Cathleen Mann, The Marchioness of Queensbury

Cathleen Mann was born in Newcastle upon Tyne on 31 December 1896 to the Scottish portrait painter Harrington Mann, the second of his three daughters. Her mother was the portraitist and interior director Florence Sabine Pasley. Harrington Mann gave Cathleen painting lessons in his London studio, as did the portrait painter Ethel Walker. Walker continued to tutor Mann even while Cathleen was studying at Slade School of Fine Art in London. Walker remained an influence on Mann and the two often exhibited in the same group exhibitions. Mann's art career was put on hold owing to the First World War, when she worked with an ambulance unit. 

By 1924 Mann had two portraits in the Royal Academy, and exhibited there regularly from 1930. Her work was displayed at the Victoria and Albert Museum, the Musée du Luxembourg, and the Royal Glasgow Institute of the Fine Arts.
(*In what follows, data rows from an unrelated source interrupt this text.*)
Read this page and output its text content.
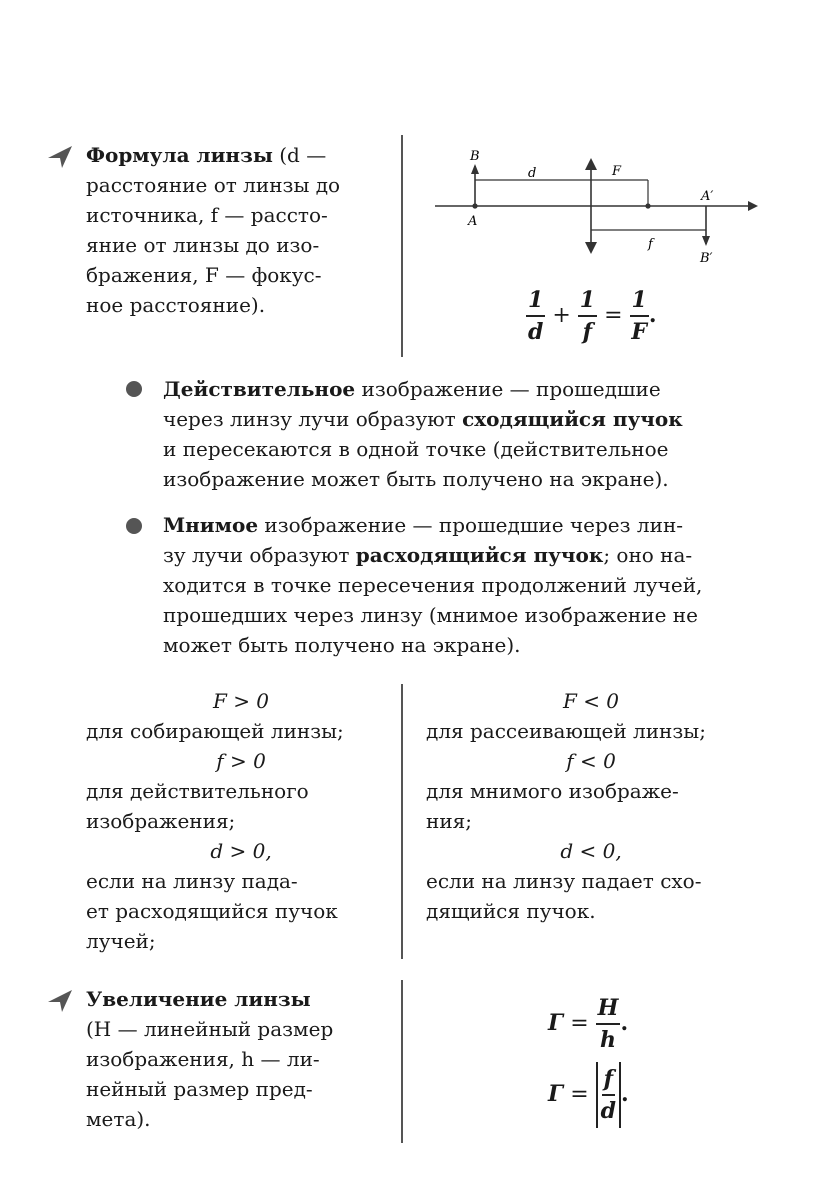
Формула линзы (d —
расстояние от линзы до
источника, f — рассто-
яние от линзы до изо-
бражения, F — фокус-
ное расстояние).
B
A
d	F
A′
f
B′
$\frac{1}{d} + \frac{1}{f} = \frac{1}{F}$ .
Действительное изображение — прошедшие
через линзу лучи образуют сходящийся пучок
и пересекаются в одной точке (действительное
изображение может быть получено на экране).
Мнимое изображение — прошедшие через лин-
зу лучи образуют расходящийся пучок; оно на-
ходится в точке пересечения продолжений лучей,
прошедших через линзу (мнимое изображение не
может быть получено на экране).
F > 0
для собирающей линзы;
f > 0
для действительного
изображения;
d > 0,
если на линзу пада-
ет расходящийся пучок
лучей;
F < 0
для рассеивающей линзы;
f < 0
для мнимого изображе-
ния;
d < 0,
если на линзу падает схо-
дящийся пучок.
Увеличение линзы
(H — линейный размер
изображения, h — ли-
нейный размер пред-
мета).
$Г = \frac{H}{h}$ .
$Г = \frac{f}{d}$ .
Two of her portraits hang in the National Portrait Gallery: Sir Matthew Smith and Sir Eduardo Paolozzi (both oil on canvas, 1952). Mann eventually became a member of the Royal Institute of Oil Painters and the Royal Society of Portrait Painters.
During the 1930s Mann also engaged in costume design for British films.[6] Her work included The Iron Duke (1935) starring George Arliss and Things to Come (1937) starring Raymond Massey. Mann donated some of her costume design drawings to the Victoria & Albert Museum, where they are on display.